Yüce Rabbimiz Nur Sûresi 31. ayette şöyle buyurur:
“Mümin kadınlara da söyle, gözlerini haramdan sakınsınlar ve iffetlerini korusunlar. Dışarıda kalanlardan başka ziynetlerini göstermesinler. Başörtülerini yakalarının üzerinden bağlasınlar.”
Bu ayet, çağların ötesinden bugüne seslenen ilahi bir hitaptır. Tesettür; ne bir moda anlayışıdır, ne bir dönemin tarzı, ne de bir toplum baskısının sonucudur. Tesettür, Rabbimizin emridir. Ve bir mümin için emir, tartışılmaz bir bağlılık konusudur.
Ne yazık ki bugün, “örtünme” kavramı kimi çevrelerde anlamından koparılmış, şekle indirgenmiştir. Başörtüsü, bir aksesuar gibi takılıp çıkarılmakta, tesettür “kombin” anlayışıyla süslenmektedir. Oysa tesettür; sadece bedeni değil, kalbi de örten bir teslimiyettir. Rabbine “emre itaat ettim” diyebilen bir yürek halidir.
Tesettür bir kimliktir. Mümin kadının, dünyaya “Ben Allah’ın emrine teslimim” diye haykırışıdır. Bu teslimiyetin kaynağı, Kur’an’dır; ölçüsü ise Sünnet’tir. Hz. Peygamber’in hanımları ve ashabın kadınları, tesettürü modern yorumlarla değil, Allah’ın çizdiği sınırlarla yaşadılar. Çünkü onlar biliyorlardı ki: Allah’ın emrini insanın zevkine göre eğip bükmek, kulluğun ruhunu zedeler.
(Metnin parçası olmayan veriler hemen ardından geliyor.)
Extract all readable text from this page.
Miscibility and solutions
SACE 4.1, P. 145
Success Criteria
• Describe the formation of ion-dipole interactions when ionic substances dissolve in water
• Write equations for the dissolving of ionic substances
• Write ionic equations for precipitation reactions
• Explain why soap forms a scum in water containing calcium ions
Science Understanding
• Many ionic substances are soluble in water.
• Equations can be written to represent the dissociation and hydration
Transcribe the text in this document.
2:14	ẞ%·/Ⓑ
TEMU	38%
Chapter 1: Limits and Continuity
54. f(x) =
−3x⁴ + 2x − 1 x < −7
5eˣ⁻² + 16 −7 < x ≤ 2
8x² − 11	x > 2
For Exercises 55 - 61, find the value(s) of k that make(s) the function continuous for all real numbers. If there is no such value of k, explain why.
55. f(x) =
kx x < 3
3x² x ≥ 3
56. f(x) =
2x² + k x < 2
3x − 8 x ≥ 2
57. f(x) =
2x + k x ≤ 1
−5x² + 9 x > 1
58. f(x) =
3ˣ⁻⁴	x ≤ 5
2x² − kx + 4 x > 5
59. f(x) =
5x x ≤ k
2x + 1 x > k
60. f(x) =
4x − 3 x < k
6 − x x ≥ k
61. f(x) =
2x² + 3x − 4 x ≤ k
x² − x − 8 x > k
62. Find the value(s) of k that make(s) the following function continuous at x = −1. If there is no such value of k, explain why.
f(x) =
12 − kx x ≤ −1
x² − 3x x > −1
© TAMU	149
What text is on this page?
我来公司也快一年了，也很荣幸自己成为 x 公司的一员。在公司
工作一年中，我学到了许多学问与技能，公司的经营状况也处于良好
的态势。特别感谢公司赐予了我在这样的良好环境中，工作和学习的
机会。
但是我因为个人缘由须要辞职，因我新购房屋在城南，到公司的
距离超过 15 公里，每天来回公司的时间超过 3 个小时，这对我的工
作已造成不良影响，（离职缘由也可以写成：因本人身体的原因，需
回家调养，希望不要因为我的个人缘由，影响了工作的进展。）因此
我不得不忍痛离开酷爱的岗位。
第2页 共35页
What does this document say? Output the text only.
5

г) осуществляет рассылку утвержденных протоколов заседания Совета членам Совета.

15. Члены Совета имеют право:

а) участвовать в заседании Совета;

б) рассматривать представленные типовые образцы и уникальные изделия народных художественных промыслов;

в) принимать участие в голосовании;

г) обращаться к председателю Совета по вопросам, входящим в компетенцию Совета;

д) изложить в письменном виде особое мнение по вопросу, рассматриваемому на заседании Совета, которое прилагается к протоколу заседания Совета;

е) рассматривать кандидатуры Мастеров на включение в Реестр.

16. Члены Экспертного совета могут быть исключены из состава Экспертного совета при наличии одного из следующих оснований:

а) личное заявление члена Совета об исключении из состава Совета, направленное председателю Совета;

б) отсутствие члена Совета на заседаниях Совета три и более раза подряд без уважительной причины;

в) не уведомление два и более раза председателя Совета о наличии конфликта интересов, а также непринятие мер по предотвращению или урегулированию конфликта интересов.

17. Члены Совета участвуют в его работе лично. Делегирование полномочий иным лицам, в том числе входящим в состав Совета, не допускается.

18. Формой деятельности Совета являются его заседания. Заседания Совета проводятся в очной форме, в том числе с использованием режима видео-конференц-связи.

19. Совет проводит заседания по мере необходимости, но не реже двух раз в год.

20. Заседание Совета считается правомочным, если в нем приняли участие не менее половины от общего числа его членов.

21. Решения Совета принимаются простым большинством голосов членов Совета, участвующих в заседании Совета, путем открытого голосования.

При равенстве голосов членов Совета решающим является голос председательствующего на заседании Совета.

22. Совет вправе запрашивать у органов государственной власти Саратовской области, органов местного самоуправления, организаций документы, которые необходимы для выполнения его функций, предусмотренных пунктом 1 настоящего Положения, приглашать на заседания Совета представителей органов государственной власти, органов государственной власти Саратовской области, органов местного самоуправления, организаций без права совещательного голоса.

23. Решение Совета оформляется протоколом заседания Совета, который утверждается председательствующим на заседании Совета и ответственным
Bugün bazı söylemler “örtünmek gönüldedir” diyerek emri hafifletmeye, kimi modalar “şık tesettür” adıyla farzı vitrinleştirmeye çalışıyor. Oysa Allah’ın indirdiği ölçü, her dönemde sabittir. Örtünmek gönüldedir elbette; ama o gönüldeki iman, bedende tezahür etmedikçe tamam olmaz. Kalpteki teslimiyet, davranışta ve dış görünüşte karşılık bulur.
Gerçek tesettür; dikkat çekmek için değil, iffetini korumak içindir. Gözleri haramdan sakınmak, yürüyüşte edep sahibi olmak, konuşmada sınır bilmek de tesettürün bir parçasıdır. Başörtüsü sadece bir kumaş değildir; Allah’a itaatin nişanesidir.
Ey mümin kadın!
Sen örtünmekle geriye değil, yüceliğe yürüyorsun. Tesettürün modaya değil, ilahi emre dayandığında seni dünyada izzetli, ahirette cennet ehli kılar. Unutma: Örtünmek bir tarz değil, bir kulluk şuurudur.